"El Guadaíra vuelve a vivir"

Alcalá de Guadaíra es la única ciudad que ha recuperado medioambientalmente su río devolviéndolo a la vida y ahora no sólo es frecuentado por sus ciudadanos para el ocio, sino que la historia del Guadaíra y su proceso de recuperación se expone para conocimiento de los ciudadanos y para la concienciación de que "quien tiene un río tiene un tesoro" de cara al trabajo continuado de vigilancia y conservación.

El Alcalde de Alcalá de Guadaíra, Antonio Gutiérrez Limones, junto al Consejero de Medio Ambiente de la Junta de Andalucía, José Juan Díaz, inauguran esta tarde la exposición "El Guadaíra Vuelve a Vivir"; una muestra completa de la historia de la recuperación de un río, seña de identidad del pulmón verde del área metropolitana.

El río Guadaíra es emblema y seña de identidad de Alcalá. En el pasado fue su fuerza, que impulsaban las ruedas de los molinos harineros. En los últimos años, Alcalá ha luchado por recuperar su río, impulsando numerosos proyectos orientados a su recuperación medioambiental, recreativa y vivencial. En estos momentos, el Guadaíra sigue mejorando sus condiciones ecológicas mediante la construcción de infraestructuras, recobrando su natural vocación de corredor ecológico entre el estuario y las marismas del Guadalquivir y acogiendo multitud de ciudadanos en sus riberas para actividades deportivas, culturales, de ocio y turismo.

Según el alcalde alcalreño, "el objetivo es dar continuidad a la recuperación de todo un entorno llamado a convertirse en Monumento Natural; poner en valor el pulmón verde de proyección regional abierto a los ciudadanos y vertebrado por un río que ha marcado una historia industrial que se revive convertida en dotaciones culturales que lo rodean como el Castillo y su Centro de Interpretación, la Harinera como Museo del Pan Centro de Servicios Turísticos, El Centro de Educación Para el Turismo Sostenible, el gran Auditorio, etc... para que sea un referente además de natural, paisajístico, y de ocio y deporte, también cultural y turístico".

En la exposición, organizada por la Agencia Andaluza del Agua de la Consejería de Medio Ambiente con la colaboración del Ayuntamiento encontramos mapas, fotos, planos, infografías... y un sin fin de imágenes del Guadaíra poco usuales, incluso con vistas aéreas.
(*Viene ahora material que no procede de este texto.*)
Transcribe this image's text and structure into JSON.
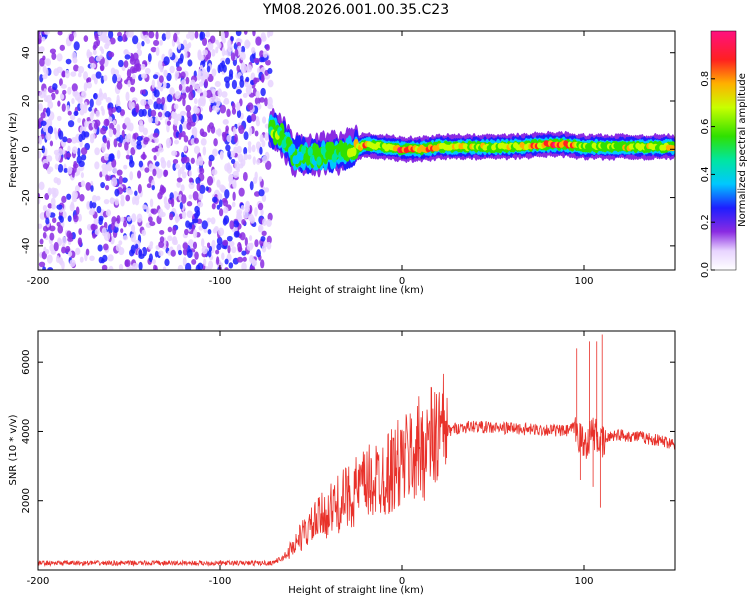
{
  "title": "YM08.2026.001.00.35.C23",
  "chart_data": [
    {
      "type": "heatmap",
      "name": "spectrogram",
      "xlabel": "Height of straight line (km)",
      "ylabel": "Frequency (Hz)",
      "xlim": [
        -200,
        150
      ],
      "ylim": [
        -50,
        49
      ],
      "xticks": [
        "-200",
        "-100",
        "0",
        "100"
      ],
      "xtick_values": [
        -200,
        -100,
        0,
        100
      ],
      "yticks": [
        "-40",
        "-20",
        "0",
        "20",
        "40"
      ],
      "ytick_values": [
        -40,
        -20,
        0,
        20,
        40
      ],
      "noise_region": {
        "x_from": -200,
        "x_to": -72
      },
      "signal_band": [
        {
          "x": -72,
          "y": 8,
          "amp": 0.55
        },
        {
          "x": -66,
          "y": 6,
          "amp": 0.55
        },
        {
          "x": -60,
          "y": -2,
          "amp": 0.4
        },
        {
          "x": -50,
          "y": -3,
          "amp": 0.45
        },
        {
          "x": -40,
          "y": -2,
          "amp": 0.55
        },
        {
          "x": -30,
          "y": -1,
          "amp": 0.55
        },
        {
          "x": -20,
          "y": 2,
          "amp": 0.85
        },
        {
          "x": -10,
          "y": 1,
          "amp": 0.6
        },
        {
          "x": 0,
          "y": 0,
          "amp": 0.9
        },
        {
          "x": 10,
          "y": 0,
          "amp": 0.85
        },
        {
          "x": 20,
          "y": 1,
          "amp": 0.7
        },
        {
          "x": 40,
          "y": 1,
          "amp": 0.65
        },
        {
          "x": 60,
          "y": 1,
          "amp": 0.7
        },
        {
          "x": 80,
          "y": 2,
          "amp": 0.85
        },
        {
          "x": 90,
          "y": 2,
          "amp": 0.8
        },
        {
          "x": 100,
          "y": 1,
          "amp": 0.6
        },
        {
          "x": 120,
          "y": 1,
          "amp": 0.65
        },
        {
          "x": 150,
          "y": 1,
          "amp": 0.65
        }
      ],
      "colorbar": {
        "label": "Normalized spectral amplitude",
        "ticks": [
          "0.0",
          "0.2",
          "0.4",
          "0.6",
          "0.8"
        ],
        "tick_values": [
          0.0,
          0.2,
          0.4,
          0.6,
          0.8
        ],
        "range": [
          0,
          1
        ]
      }
    },
    {
      "type": "line",
      "name": "snr",
      "xlabel": "Height of straight line (km)",
      "ylabel": "SNR (10 * v/v)",
      "xlim": [
        -200,
        150
      ],
      "ylim": [
        0,
        6900
      ],
      "xticks": [
        "-200",
        "-100",
        "0",
        "100"
      ],
      "xtick_values": [
        -200,
        -100,
        0,
        100
      ],
      "yticks": [
        "2000",
        "4000",
        "6000"
      ],
      "ytick_values": [
        2000,
        4000,
        6000
      ],
      "color": "#e8312a",
      "series": [
        {
          "name": "SNR",
          "x": [
            -200,
            -150,
            -100,
            -72,
            -65,
            -55,
            -45,
            -35,
            -25,
            -15,
            -5,
            0,
            10,
            20,
            30,
            40,
            50,
            60,
            70,
            80,
            90,
            95,
            100,
            105,
            110,
            115,
            120,
            130,
            140,
            150
          ],
          "y": [
            200,
            200,
            200,
            200,
            350,
            1000,
            1500,
            1900,
            2300,
            2600,
            2900,
            3100,
            3500,
            3900,
            4100,
            4150,
            4100,
            4100,
            4050,
            4050,
            4000,
            4100,
            3600,
            4000,
            3600,
            3900,
            3900,
            3850,
            3750,
            3650
          ]
        }
      ],
      "spikes": [
        {
          "x": 96,
          "y": 6400
        },
        {
          "x": 98,
          "y": 2600
        },
        {
          "x": 103,
          "y": 6600
        },
        {
          "x": 105,
          "y": 2400
        },
        {
          "x": 107,
          "y": 6600
        },
        {
          "x": 109,
          "y": 1800
        },
        {
          "x": 110,
          "y": 6800
        }
      ]
    }
  ]
}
Es un río poblado de multitud de manantiales naturales que ha sido principal estandarte de la escuela paisajística del s.XIX y fuente de inspiración de fotografía, poesía, literatura y flamenco y que hoy vuelve a la vida para ser disfrutado por los habitantes.

La muestra nos lleva desde la constitución geológica de su cuenca (su clima estacional, origen marino, fósiles...); a su modelación sobre el paisaje ; y a sus condicionamientos para las civilizaciones que lo han poblado así como la convivencia entre este recurso natural fuente de vida y la evolución y desarrollo de los habitantes con construcciones e industrias.

Encontramos desde la construcción de los molinos harineros en la edad media, con detalle, al crecimiento de la industria panadera vigente hasta mediados del s.XX que hizo conocer a la ciudad como la Alcalá de los Panaderos; así como la industria aceitunera y las graves consecuencias de deterioro que tuvo de pago a cambio del desarrollo productivo de los hombres.

Afortunadamente se puso la mirada en su recuperación, liderada por el Ayuntamiento por la colaboración de otras administraciones y de forma destacada la Consejería de Medio Ambiente, acciones que también se describen en la exposición: Guadaíra Blanco y Verde, con las infraestructuras para minimizar efectos de vertidos y acciones para devolver la vida a sus aguas y recuperar sus riberas. Detalladamente vemos la cronología de las mediciones de niveles orgánicos, de oxígenos, de sales y nutrientes, así como los cambios de uso del agua con los siglos y la utilización de la tecnología para mantenerlo limpio.

En definitiva, la muestra viene a señalar los logros obtenidos para la vuelta a la vida de un río, resaltando no obstante que no es el final, ya que su conservación y protección es un trabajo necesario no sólo para su vocación de corredor ecológico entre Doñana y la Sierra Sur, sino para el disfrute de los habitantes como ha sido siempre.